I shook my head, "I figured after mom saved him from Voldemort, I'd never see him again." That was a stupid excuse and both Pansy and I knew it.

I was an arse-hole, a spoiled rich kid that only got into the prestigious gifted school from daddy's money. Even the headmaster, Dumbledore, needed coaxing. Once he had seen how advanced I was at chemistry he had no choice but to accept the bulk check and me into his school.

I was raised to only like the elite and rich, I was mean to the Weasleys because they were poor. Only now did I realize just how wrong I was. I knew I could never redeem myself in Potter's eyes, despite what Hermione had said over the phone.

"Draco, you're such a lovesick puppy. You look as if your owner beat you with a newspaper." Pansy scoffed and rolled her eyes.

"I am not!" I said a little too quickly. I knew that she knew, without me telling her, that I was gay. That's not to say I didn't love Astoria, but I just couldn't...get it up with her. When I had told Blaise my dilemma, he kissed me. And low and behold, I was standing at attention.

"You can lie to yourself all you want, Draco, but you can't lie to me. You may have hated him for a while, but I noticed the change when he snuck into your manor and had the dumbass idea to, what? Kill Voldemort?"
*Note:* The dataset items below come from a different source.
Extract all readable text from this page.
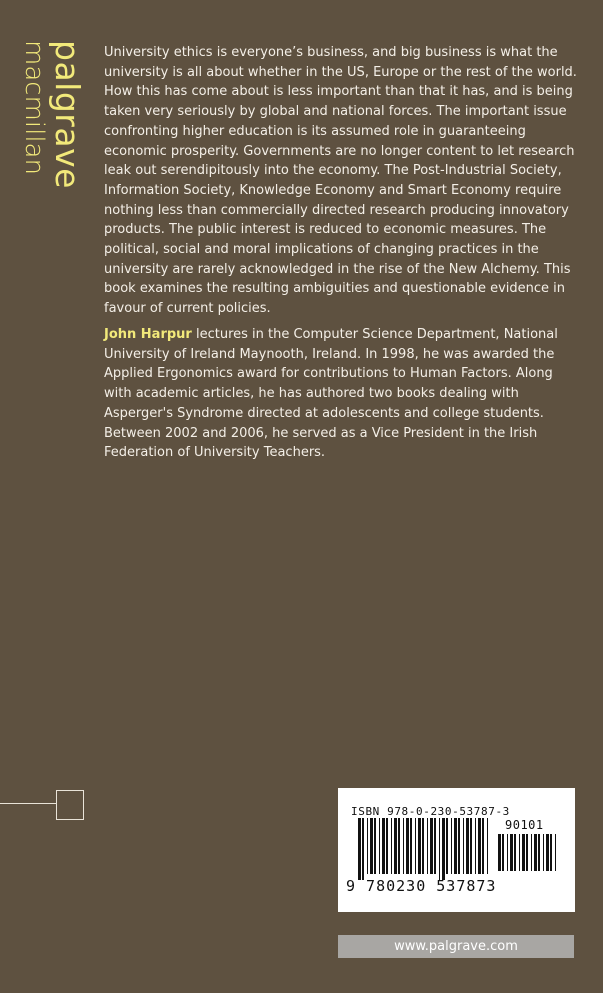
palgrave
macmillan	University ethics is everyone’s business, and big business is what the university is all about whether in the US, Europe or the rest of the world. How this has come about is less important than that it has, and is being taken very seriously by global and national forces. The important issue confronting higher education is its assumed role in guaranteeing economic prosperity. Governments are no longer content to let research leak out serendipitously into the economy. The Post-Industrial Society, Information Society, Knowledge Economy and Smart Economy require nothing less than commercially directed research producing innovatory products. The public interest is reduced to economic measures. The political, social and moral implications of changing practices in the university are rarely acknowledged in the rise of the New Alchemy. This book examines the resulting ambiguities and questionable evidence in favour of current policies.

John Harpur lectures in the Computer Science Department, National University of Ireland Maynooth, Ireland. In 1998, he was awarded the Applied Ergonomics award for contributions to Human Factors. Along with academic articles, he has authored two books dealing with Asperger's Syndrome directed at adolescents and college students. Between 2002 and 2006, he served as a Vice President in the Irish Federation of University Teachers.

ISBN 978-0-230-53787-3
90101
9 780230 537873
www.palgrave.com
"I couldn't see him die!" I stopped there, knowing she was right. I let my hair loose from its ponytail, "I don't know why I thought this would work, Hermione probably didn't even convince him that I'm not the bad guy...anymore at least."

Sighing I stood from the couch and pecked my roommates cheek, "I'm going to sleep, Pansy. Good night." She nodded solemnly at me as I walked to my room.

I really hope we can help each other. Seeing him wasn't good for my mental health, either. More from guilt, than anything. I should have been a better person in my youth, rather than realize my parents raised me to hate later. Swallowing hard, I cry myself to sleep.

I'm so sorry this is a week late. Enjoy loves.